David Lewis holds that a single possible world can provide more than one way things could be. But what are possible worlds good for if they come apart from ways things could be? We can make sense of this if we go in for a metaphysical understanding of what the world is. The world does not include everything that is the case—only the genuine facts. Understood this way, Lewis's "cheap haecceitism" amounts to a kind of metaphysical anti-haecceitism: it says there aren't any genuine facts about individuals over and above their qualitative roles.

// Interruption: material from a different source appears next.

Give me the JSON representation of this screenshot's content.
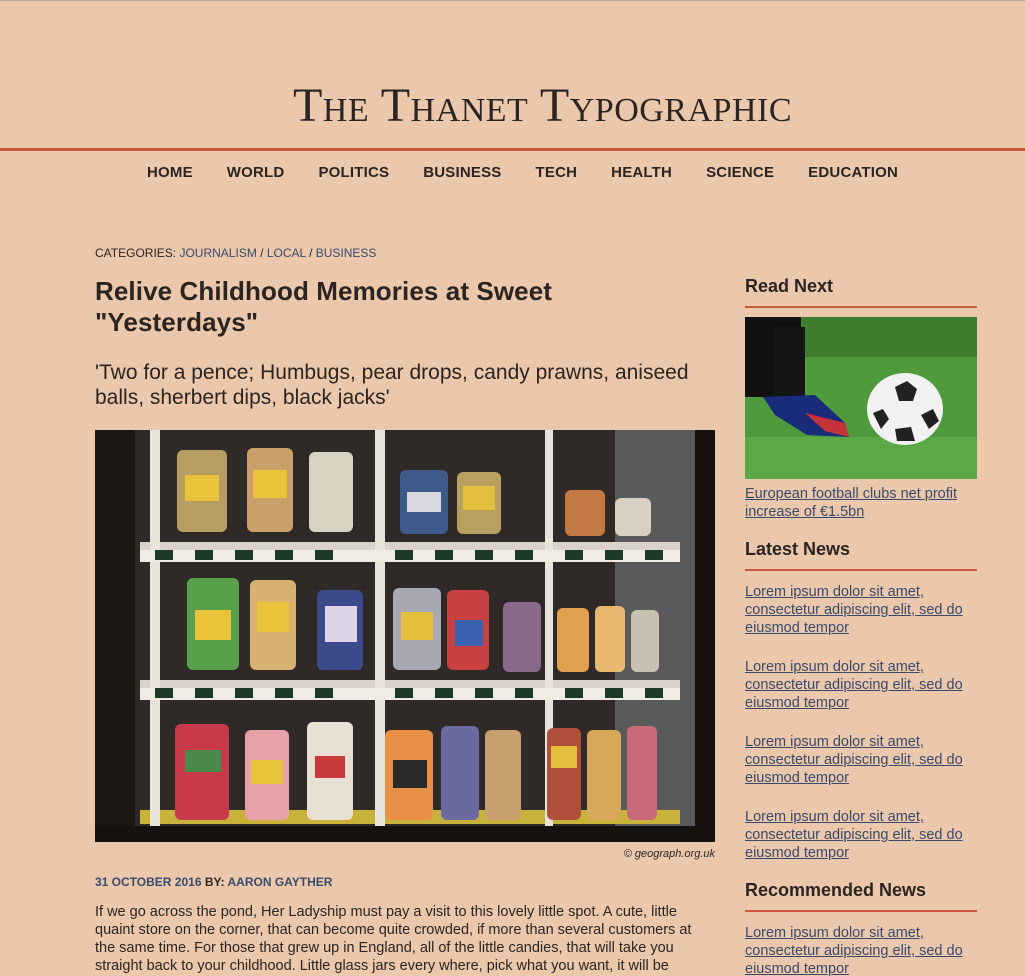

Allen Hazen, Michael Fara and Timothy Williamson, and Delia Graff Fara have raised problems for David Lewis's counterpart theory: there is no obvious way to interpret modal language that uses an actuality operator in terms of counterparts. I show how this can be done after all.

Could space consist entirely of extended regions, without any regions shaped like points, lines, or surfaces? Peter Forrest and Frank Arntzenius have independently raised a paradox of size for space like this, drawing on a construction of Cantor's. I present a new version of this argument and explore possible lines of response.

Work in progress (comments welcome!)

I argue that those who accept that the world is ultimately qualitative have a reason not to be satisfied with a metaphysical theory expressed in the standard quantificational idiom. As part of making that case, a second goal is to articulate a vision of what it might take for a theory to be a “metaphysically perspicuous” account of the world.

Suppose we take the lesson of the hole argument seriously: there is no genuine difference between possible worlds related by a space-time diffeomorphism. In that case, what should we think the world's genuine space-time structure is like? It won't include facts about field-values at particular points in a manifold. Instead what we want is a precise account of "structural roles" for things like fields in space-time, understood in terms of their essential relationships to one another and contingent patterns of "coincidence" between different roles. Ideas from categorical logic give us the resources to spell out such an account.

"Pragmatic encroachers" about knowledge generally advocate two ideas: (1) you can rationally act on what you know; (2) knowledge is harder to achieve when more is at stake. Charity Anderson and John Hawthorne have recently argued that these two ideas may not fit together so well. I extend their argument by working out what "high stakes" would have to mean for the two ideas to line up, using decision theory.

I consider two epistemic objections to certain "A-theories" about what temporary facts there are. The first is the "how do you know you're present?" objection to "growing block" and "moving spotlight" views. The standard presentations of this argument rely on epistemic premises that are far too strong, with sweeping sceptical consequences. So I reconsider this argument in a safety-based framework, arguing that beliefs about which time is absolutely present are unsafe (even if true), and thus don't amount to knowledge. The second argument is the objection from special relativity against presentism. I argue that this is also best understood as a sceptical argument with the same general form as the first: beliefs about temporary facts about things' three-dimensional shapes are unsafe (even if true). Understanding the similar structure of the two arguments especially squeezes presentists who are impressed by the first argument but not the second.

I am also working on a project about applications of category theory to the foundations of probability.